Signal noise ratio RODE NTG2 & AT AT875R

Discussion in 'Microphones (live or studio)' started by Nabulas, Jul 30, 2009.

  1. Nabulas

    Nabulas Guest

    I would like to know which shotgun mic is more noisy (self noise) in practise?

    Here are some specs:

    with signal noise ratio 74 db
    sensivity 30mv/pa

    2. RODE NTG2
    with signal noise ratio 76 db
    sensivity 15mv/pa

    Lets take look at sensivity. So we need to double signal from RODE (so increase noises a lot) to achieve as good results in signal level as AT right? So theorytical RODE is a lot more noisy? Or im wrong?
  2. TheJackAttack

    TheJackAttack Distinguished Member

    Mar 20, 2008
    currently Billings
    If you are needing a shotgun mic for the traditional reasons, the little bit of self noise you are theorizing about isn't even a factor.
  3. BRH

    BRH Active Member

    Aug 16, 2006
    LA, CA
    The Audio Technica will appear to be quieter, as it has a higher output.
    It requirers phantom power, but the Rode will run on battery or phantom.

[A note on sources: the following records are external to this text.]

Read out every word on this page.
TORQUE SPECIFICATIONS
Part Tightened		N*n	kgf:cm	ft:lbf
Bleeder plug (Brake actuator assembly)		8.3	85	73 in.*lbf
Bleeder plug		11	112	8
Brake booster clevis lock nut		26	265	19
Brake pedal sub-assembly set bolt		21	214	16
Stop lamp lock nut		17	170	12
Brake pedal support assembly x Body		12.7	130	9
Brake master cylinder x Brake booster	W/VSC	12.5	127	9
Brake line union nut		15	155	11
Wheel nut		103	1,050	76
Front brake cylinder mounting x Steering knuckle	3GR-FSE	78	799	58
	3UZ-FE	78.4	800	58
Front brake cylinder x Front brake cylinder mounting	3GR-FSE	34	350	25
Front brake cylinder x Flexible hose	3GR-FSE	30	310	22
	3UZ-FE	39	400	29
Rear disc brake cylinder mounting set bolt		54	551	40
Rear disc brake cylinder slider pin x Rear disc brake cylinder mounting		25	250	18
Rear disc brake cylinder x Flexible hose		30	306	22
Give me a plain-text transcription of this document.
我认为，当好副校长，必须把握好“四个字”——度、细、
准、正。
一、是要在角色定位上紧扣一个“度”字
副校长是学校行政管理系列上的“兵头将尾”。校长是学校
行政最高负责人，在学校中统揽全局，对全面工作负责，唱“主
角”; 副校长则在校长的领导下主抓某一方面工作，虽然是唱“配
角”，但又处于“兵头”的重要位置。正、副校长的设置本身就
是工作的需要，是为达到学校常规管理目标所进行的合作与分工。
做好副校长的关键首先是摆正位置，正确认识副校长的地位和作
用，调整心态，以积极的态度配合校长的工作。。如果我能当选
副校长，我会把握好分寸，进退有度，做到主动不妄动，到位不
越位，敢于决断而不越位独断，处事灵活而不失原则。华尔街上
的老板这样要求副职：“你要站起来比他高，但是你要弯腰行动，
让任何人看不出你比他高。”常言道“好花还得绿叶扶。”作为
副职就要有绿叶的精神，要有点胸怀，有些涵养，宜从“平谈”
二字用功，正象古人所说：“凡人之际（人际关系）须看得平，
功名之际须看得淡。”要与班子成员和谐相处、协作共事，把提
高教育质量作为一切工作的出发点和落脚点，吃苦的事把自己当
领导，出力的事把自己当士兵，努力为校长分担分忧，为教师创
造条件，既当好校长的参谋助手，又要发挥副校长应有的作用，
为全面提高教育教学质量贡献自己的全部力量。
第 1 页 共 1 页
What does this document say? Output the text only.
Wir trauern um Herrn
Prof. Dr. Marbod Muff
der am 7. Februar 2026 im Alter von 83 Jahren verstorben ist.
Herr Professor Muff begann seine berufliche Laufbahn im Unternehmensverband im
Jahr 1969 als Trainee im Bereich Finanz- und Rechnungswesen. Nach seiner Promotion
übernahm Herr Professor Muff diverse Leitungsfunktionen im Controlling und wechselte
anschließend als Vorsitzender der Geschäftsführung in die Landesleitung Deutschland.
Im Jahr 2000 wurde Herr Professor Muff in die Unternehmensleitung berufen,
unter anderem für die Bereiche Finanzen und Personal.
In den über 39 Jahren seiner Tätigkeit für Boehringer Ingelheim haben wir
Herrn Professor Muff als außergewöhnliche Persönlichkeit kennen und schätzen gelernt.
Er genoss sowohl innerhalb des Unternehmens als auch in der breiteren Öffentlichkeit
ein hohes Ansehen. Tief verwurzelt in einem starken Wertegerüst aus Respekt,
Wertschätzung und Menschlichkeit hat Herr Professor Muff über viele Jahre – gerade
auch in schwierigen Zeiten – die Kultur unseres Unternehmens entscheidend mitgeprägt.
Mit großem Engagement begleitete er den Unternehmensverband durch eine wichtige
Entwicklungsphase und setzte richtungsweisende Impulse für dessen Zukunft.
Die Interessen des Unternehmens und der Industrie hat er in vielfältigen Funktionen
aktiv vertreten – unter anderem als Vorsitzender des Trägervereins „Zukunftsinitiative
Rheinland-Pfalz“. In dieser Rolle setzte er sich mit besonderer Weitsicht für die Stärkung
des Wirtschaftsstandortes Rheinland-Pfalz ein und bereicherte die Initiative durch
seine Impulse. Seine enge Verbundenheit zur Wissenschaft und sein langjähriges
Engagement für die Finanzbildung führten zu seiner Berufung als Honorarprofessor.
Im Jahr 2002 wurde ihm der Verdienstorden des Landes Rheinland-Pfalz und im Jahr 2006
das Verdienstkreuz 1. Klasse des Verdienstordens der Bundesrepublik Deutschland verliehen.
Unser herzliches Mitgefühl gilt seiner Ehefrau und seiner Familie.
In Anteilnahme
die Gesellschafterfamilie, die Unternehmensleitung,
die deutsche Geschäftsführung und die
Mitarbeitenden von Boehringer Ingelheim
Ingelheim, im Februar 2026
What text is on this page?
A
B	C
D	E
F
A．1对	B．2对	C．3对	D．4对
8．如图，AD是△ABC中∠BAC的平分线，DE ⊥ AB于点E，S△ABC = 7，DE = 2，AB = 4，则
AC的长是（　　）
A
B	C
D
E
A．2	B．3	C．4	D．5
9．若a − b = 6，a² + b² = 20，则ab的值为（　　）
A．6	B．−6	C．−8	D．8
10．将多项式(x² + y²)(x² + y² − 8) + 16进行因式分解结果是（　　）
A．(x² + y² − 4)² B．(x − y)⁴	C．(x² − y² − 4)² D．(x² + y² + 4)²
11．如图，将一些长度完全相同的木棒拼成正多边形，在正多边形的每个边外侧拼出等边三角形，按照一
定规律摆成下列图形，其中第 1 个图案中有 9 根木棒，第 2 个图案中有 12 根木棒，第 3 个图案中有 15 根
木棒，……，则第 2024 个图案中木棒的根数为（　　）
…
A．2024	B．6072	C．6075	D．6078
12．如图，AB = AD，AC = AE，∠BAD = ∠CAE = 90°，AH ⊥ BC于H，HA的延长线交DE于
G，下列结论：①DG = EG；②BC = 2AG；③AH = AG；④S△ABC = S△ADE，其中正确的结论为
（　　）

    You will turn up your mic preamp more with the Rode...and it's not double.
    You will have other issues before noticing any mic or preamp noise with either mic.. like room sound or ambient noise.
    Are you mounting on a camera?, as both are short camera mount shotguns. What camera?
  4. Nabulas

    Nabulas Guest

    I would like to record quiet audio like nature, so self noise is a very important factor. I have a good recorder so i dont care about preamp noise. Yes i know that those mics are not good enough to do crystal clear field recording but i have low budget and i must choose one of those.
  5. Boswell

    Boswell Moderator Distinguished Member

    Apr 19, 2006
    Home Page:
    Whatever you think, you really do need to care about pre-amp noise. The quieter of your two mics (the AT875R) is specified at 74dB SNR at 1KHz ref 1Pa SPL and a sensitivity of 31.6mV at 1Pa. This works out at a noise level of about 6uV r.m.s., which is very much in the area where you would hear the input stage noise of many commercial pre-amps.